A Q&A system that retrieves relevant documents before answering:

  1. Embed a small document corpus with apiType: embedding
  2. Embed the user’s question with the same model
  3. Find the most relevant documents using cosine similarity
  4. Inject those documents as {{context}} into a chat prompt
  5. The LLM answers grounded in real data instead of hallucinating

By the end (~20 min) you’ll understand how to wire embeddings and chat completions together into a retrieval-augmented generation (RAG) pipeline.


Terminal window
pip install prompty[jinja2,openai]

Create a .env file with your OpenAI key:

Terminal window
OPENAI_API_KEY=sk-your-key-here

Create embed.prompty — this generates vector embeddings from text:

---
name: text-embedder
description: Generate embeddings for text input
model:
id: text-embedding-3-small
provider: openai
apiType: embedding
connection:
kind: key
apiKey: ${env:OPENAI_API_KEY}
inputs:
- name: text
kind: string
default: Hello, world!
---
{{text}}

Step 3: Generate embeddings for your documents

Section titled “Step 3: Generate embeddings for your documents”

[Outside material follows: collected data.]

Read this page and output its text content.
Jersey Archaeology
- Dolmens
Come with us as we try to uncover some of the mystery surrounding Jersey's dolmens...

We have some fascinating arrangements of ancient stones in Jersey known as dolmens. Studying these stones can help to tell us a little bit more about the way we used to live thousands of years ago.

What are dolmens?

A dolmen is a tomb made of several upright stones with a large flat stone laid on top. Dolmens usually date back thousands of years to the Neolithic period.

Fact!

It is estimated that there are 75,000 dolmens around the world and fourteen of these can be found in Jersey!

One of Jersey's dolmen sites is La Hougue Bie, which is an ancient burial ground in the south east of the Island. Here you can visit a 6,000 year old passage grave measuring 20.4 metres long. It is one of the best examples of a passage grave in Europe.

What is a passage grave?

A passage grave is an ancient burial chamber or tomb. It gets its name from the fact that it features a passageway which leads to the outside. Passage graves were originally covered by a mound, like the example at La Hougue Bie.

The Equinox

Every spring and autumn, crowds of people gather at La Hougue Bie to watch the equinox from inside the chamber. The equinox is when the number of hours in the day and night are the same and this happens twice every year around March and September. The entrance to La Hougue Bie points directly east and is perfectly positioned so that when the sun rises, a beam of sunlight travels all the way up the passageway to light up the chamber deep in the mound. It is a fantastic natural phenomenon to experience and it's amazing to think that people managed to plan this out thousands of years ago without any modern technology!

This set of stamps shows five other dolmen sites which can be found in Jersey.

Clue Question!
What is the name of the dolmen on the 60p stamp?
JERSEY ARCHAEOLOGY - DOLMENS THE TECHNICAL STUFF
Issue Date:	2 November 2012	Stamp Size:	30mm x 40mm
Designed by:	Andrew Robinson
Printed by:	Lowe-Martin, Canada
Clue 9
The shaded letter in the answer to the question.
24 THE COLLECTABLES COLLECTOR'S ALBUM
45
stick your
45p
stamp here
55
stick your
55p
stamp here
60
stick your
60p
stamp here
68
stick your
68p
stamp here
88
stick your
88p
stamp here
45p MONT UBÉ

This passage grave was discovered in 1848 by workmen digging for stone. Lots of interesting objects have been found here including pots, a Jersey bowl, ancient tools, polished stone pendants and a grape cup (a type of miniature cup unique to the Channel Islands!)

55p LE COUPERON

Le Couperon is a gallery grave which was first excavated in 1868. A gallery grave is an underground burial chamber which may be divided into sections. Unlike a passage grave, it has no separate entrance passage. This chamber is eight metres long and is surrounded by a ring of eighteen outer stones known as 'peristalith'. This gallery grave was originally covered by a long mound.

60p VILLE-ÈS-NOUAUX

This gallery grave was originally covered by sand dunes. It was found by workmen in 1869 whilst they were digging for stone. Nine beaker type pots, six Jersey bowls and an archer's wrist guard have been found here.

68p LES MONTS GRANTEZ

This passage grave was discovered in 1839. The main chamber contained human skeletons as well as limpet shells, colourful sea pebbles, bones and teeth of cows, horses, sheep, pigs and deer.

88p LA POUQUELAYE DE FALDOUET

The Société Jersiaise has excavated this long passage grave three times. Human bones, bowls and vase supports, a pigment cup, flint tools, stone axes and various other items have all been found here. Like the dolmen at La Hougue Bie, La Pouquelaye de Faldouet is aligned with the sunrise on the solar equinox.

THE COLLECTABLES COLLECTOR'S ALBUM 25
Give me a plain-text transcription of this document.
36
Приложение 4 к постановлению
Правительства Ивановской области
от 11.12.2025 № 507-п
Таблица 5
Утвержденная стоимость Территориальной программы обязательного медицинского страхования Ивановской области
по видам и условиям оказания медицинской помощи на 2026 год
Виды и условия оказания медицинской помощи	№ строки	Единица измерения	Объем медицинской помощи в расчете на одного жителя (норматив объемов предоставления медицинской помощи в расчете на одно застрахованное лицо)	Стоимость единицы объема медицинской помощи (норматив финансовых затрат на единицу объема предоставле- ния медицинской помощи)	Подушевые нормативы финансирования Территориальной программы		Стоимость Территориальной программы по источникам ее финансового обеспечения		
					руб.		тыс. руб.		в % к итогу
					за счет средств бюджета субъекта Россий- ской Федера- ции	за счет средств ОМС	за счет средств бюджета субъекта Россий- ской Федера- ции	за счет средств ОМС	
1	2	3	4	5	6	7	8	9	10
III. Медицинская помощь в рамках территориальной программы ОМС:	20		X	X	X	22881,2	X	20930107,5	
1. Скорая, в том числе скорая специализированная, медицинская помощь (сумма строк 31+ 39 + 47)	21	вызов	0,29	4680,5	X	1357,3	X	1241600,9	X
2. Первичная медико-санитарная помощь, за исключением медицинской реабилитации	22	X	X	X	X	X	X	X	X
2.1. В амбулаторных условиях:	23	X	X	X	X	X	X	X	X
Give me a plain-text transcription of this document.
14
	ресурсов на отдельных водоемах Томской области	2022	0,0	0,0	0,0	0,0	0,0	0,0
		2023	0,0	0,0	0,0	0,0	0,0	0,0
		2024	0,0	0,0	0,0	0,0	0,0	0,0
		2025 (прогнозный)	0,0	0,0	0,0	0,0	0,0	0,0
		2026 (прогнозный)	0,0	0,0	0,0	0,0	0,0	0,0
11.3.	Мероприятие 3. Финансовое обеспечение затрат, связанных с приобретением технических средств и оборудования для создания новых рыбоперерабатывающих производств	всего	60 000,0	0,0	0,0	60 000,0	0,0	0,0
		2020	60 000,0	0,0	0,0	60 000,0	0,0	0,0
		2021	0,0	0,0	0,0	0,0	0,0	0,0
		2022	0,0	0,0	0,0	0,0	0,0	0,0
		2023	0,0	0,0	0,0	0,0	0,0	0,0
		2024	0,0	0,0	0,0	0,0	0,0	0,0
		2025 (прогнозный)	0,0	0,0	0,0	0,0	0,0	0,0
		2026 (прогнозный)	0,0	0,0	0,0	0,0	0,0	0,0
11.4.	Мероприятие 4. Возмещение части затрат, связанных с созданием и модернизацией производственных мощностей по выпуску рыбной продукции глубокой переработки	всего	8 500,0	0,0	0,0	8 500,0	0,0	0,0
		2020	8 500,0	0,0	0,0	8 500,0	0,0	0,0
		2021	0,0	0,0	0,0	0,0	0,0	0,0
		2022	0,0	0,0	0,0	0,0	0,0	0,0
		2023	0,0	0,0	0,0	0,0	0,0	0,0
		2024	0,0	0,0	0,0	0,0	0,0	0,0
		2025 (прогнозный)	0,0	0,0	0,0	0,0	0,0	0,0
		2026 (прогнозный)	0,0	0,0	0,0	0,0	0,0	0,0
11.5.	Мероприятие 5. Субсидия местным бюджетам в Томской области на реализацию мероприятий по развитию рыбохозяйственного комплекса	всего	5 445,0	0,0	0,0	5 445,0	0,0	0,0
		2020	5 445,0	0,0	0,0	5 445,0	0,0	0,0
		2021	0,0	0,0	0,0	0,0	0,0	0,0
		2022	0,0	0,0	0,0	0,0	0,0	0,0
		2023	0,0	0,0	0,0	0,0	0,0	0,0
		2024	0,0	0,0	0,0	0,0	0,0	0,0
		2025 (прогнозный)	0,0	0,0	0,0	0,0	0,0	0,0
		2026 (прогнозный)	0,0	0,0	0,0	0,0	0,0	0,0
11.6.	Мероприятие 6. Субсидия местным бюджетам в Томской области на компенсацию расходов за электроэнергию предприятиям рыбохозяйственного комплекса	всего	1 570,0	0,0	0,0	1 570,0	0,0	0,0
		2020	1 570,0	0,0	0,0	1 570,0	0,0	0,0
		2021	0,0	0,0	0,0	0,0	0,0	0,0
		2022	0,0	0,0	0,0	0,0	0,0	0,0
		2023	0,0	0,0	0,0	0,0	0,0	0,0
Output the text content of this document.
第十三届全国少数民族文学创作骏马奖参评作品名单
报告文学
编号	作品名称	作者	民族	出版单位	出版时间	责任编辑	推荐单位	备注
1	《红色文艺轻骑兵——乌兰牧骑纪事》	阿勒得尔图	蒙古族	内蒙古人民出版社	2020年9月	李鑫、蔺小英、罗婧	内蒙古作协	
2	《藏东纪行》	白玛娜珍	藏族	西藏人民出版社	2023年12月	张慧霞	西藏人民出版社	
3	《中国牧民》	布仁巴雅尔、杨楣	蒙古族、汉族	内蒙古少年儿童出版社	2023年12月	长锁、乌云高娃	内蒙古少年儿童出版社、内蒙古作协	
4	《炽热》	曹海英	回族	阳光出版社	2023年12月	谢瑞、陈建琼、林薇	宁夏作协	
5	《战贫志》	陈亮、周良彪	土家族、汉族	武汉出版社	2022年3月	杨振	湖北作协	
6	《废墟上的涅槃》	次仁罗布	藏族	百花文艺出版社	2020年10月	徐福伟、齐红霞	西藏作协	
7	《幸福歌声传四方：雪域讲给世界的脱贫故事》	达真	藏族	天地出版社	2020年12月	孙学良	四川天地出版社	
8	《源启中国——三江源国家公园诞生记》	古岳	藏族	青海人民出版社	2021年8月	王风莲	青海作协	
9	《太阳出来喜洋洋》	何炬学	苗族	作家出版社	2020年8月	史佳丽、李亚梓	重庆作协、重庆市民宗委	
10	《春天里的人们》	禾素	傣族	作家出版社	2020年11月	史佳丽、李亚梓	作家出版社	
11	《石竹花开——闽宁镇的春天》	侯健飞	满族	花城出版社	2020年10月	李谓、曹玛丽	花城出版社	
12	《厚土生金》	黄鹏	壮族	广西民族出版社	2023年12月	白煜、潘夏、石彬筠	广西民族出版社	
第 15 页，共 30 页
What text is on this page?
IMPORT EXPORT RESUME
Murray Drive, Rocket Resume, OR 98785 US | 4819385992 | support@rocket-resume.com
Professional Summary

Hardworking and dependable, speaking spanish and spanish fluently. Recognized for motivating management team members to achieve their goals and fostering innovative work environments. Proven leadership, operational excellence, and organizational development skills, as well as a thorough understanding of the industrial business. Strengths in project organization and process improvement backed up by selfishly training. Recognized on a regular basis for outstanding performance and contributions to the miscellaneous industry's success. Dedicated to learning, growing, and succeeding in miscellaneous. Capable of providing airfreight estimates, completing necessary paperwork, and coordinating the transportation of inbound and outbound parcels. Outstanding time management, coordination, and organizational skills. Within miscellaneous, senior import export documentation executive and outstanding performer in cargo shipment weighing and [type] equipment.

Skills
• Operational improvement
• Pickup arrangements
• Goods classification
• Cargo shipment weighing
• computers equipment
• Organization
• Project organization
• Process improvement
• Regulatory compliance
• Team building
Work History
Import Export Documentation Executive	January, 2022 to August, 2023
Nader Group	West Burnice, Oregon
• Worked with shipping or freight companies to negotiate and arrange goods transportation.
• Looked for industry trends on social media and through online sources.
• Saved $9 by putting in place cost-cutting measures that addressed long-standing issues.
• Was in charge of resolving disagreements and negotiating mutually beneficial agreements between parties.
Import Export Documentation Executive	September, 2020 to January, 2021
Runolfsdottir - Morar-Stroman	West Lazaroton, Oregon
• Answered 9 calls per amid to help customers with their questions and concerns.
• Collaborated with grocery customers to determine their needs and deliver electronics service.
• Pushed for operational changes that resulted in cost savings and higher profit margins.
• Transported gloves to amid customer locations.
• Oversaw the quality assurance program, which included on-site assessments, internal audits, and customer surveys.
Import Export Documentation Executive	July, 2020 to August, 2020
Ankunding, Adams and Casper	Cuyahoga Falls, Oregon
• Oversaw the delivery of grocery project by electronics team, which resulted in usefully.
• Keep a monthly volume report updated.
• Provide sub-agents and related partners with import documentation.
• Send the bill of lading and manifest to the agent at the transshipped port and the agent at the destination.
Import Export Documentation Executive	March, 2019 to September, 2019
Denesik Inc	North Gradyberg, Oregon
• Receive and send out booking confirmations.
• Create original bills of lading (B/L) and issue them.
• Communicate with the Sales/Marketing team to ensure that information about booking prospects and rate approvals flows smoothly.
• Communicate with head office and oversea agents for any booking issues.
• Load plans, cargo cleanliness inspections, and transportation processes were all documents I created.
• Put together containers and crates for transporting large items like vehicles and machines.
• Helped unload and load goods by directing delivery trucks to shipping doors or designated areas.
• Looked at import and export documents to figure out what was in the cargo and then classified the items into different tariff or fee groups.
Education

Embed a small set of documents. In production you’d do this once and store the vectors in a database — here we keep everything in memory:

from prompty import invoke
documents = [
"Prompty is a markdown file format for LLM prompts with YAML frontmatter.",
"The pipeline has four stages: render, parse, execute, and process.",
"Use apiType: embedding to generate vector embeddings from text.",
"Thread inputs with kind: thread enable multi-turn conversations.",
"Tool calling lets the model invoke your functions automatically.",
]
# Embed each document
doc_vectors = []
for doc in documents:
vector = invoke("embed.prompty", inputs={"text": doc})
doc_vectors.append(vector)
print(f"Embedded {len(doc_vectors)} documents")
print(f"Vector dimensions: {len(doc_vectors[0])}") # 1536

Write a retriever that finds the most relevant documents using cosine similarity. No vector database needed — this works in memory for small datasets:

import math
def cosine_similarity(a: list[float], b: list[float]) -> float:
dot = sum(x * y for x, y in zip(a, b))
norm_a = math.sqrt(sum(x * x for x in a))
norm_b = math.sqrt(sum(x * x for x in b))
if norm_a == 0 or norm_b == 0:
return 0.0
return dot / (norm_a * norm_b)
def retrieve(query_vector: list[float], top_k: int = 2) -> list[str]:
"""Find the top_k most similar documents."""
scored = [
(cosine_similarity(query_vector, dv), doc)
for dv, doc in zip(doc_vectors, documents)
]
scored.sort(key=lambda x: x[0], reverse=True)
return [doc for _, doc in scored[:top_k]]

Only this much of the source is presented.